Review first published by Little White Lies
In a single, sinuous take, the camera circles a middle-class suburban street as panicky-looking-teenager Annie (Bailey Spry) runs out of her house, constantly looking over her shoulder and unconvincingly brushing aside a confused neighbour’s concern. Annie drives off, and we next see her sitting on a beach alone at night, on the phone telling her dad that she loves him and apologising for past misdemeanours. In this hasty goodbye to childhood, Annie occupies a literally littoral space, yet does not seem quite ready to face the infinite ocean at her back. Come the dawn, Annie is just a mangled, corpse, lying bloody on the sand.
This opening to writer/director David Robert Mitchell’s It Follows establishes its generic allegiance to horror, while also introducing water as the film’s most fluid of recurring symbols. When we first meet 19-year-old protagonist Jay (Maika Monroe), she is floating, bikinied, in the bounded waters of a small backyard pool. On the cusp of adulthood, she is still contained within the protective environment of a suburban family home, yet old enough to be the sexualised object of the male gaze (in this case shared with two spying local boys).

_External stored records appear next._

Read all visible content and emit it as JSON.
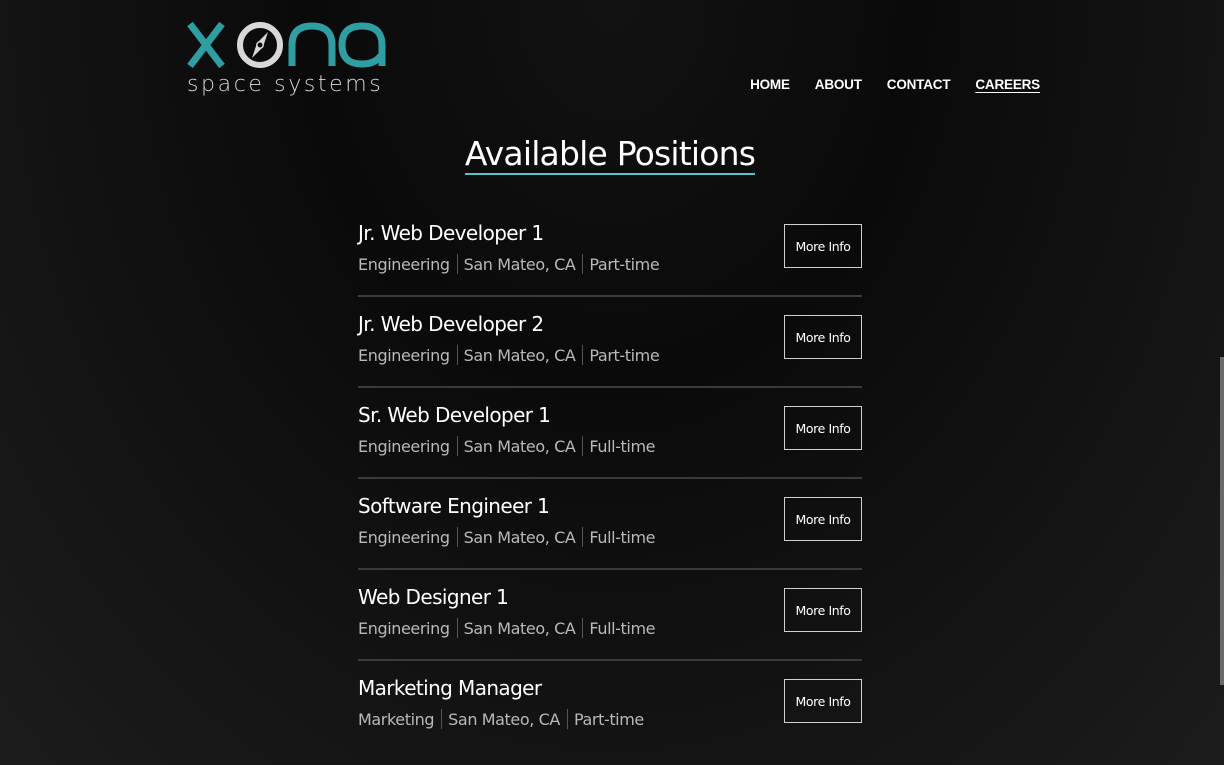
{
  "brand": {
    "logo_text": "xona",
    "tagline": "space systems",
    "accent_color": "#2f9ea3"
  },
  "nav": {
    "items": [
      {
        "label": "HOME",
        "active": false
      },
      {
        "label": "ABOUT",
        "active": false
      },
      {
        "label": "CONTACT",
        "active": false
      },
      {
        "label": "CAREERS",
        "active": true
      }
    ]
  },
  "page_title": "Available Positions",
  "jobs": [
    {
      "title": "Jr. Web Developer 1",
      "department": "Engineering",
      "location": "San Mateo, CA",
      "type": "Part-time",
      "button_label": "More Info"
    },
    {
      "title": "Jr. Web Developer 2",
      "department": "Engineering",
      "location": "San Mateo, CA",
      "type": "Part-time",
      "button_label": "More Info"
    },
    {
      "title": "Sr. Web Developer 1",
      "department": "Engineering",
      "location": "San Mateo, CA",
      "type": "Full-time",
      "button_label": "More Info"
    },
    {
      "title": "Software Engineer 1",
      "department": "Engineering",
      "location": "San Mateo, CA",
      "type": "Full-time",
      "button_label": "More Info"
    },
    {
      "title": "Web Designer 1",
      "department": "Engineering",
      "location": "San Mateo, CA",
      "type": "Full-time",
      "button_label": "More Info"
    },
    {
      "title": "Marketing Manager",
      "department": "Marketing",
      "location": "San Mateo, CA",
      "type": "Part-time",
      "button_label": "More Info"
    }
  ]
}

After having sex with her older boyfriend (Jake Weary), Jay discovers that he has deliberately passed on to her an infectious affliction. Something relentless, protean and deadly is now following her and will eventually catch up — although she can slow its progress by transmitting the infection sexually to others. Jay seeks to evade, maybe even defeat, the ‘it’ of the title, travelling from the relative security of the leafy suburbs to the forbidden urban decay across town, and from her paddling pool to the bigger public pool (where she had her first teen kiss and drink) to the beach and the altogether more dangerous waters beyond.
With all these boundaries being transgressed, It Follows offers anxious coming-of-age drama, as Jay, her younger sister, Kelly (Lili Sepe), and their best friends depart from the Eden of childhood for a first dip into their own decline and mortality. Set in a Detroit that could be from today or from 30 years ago, with Disasterpeace’s John Carpenter-esque synth score further muddying the chronological waters, the film exhibits the same dreamy preoccupation with teenage rites of passage as its writer/ director’s lyrical 2010 debut The Myth of the American Sleepover.

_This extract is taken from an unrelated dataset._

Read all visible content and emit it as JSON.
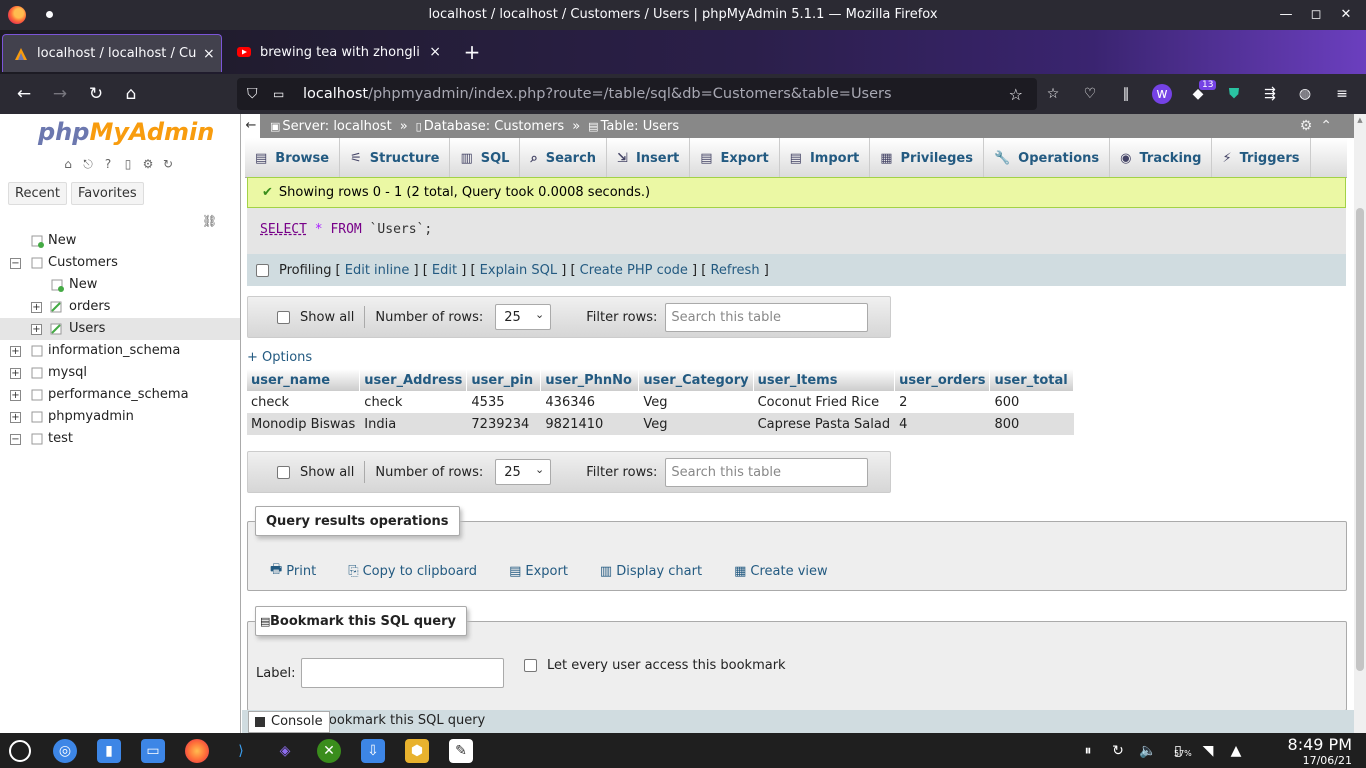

Viewed purely as a monster movie, this is creepily tense and often surreal, including, in a sequence between mother and son, one of the most ickily Freudian scenes of body horror in memory. Yet, unusually for the genre, these young teens are all likeable and genuinely look out for each other, keeping viewers closely engaged with their fates. The monstrous antagonist here is all new — and yet so ancient as to be timeless — and the film positively shimmers within its own metaphorical glow.
For not unlike the Russian novel that one of Jay’s teenaged friends reads throughout, It Follows unremittingly pursues the two greatest themes in both art and life, as its adolescent kids learn to stave off with sex, however temporarily, the ineluctable approach of death. Most of all though, this is a film about waiting: for adulthood, experience and annihilation.
Anticipation: The buzz from Cannes was loud.
Enjoyment: Dreamy, creepy coming-of-ager.
In retrospect: Waiting is scary in this mature, character-based horror.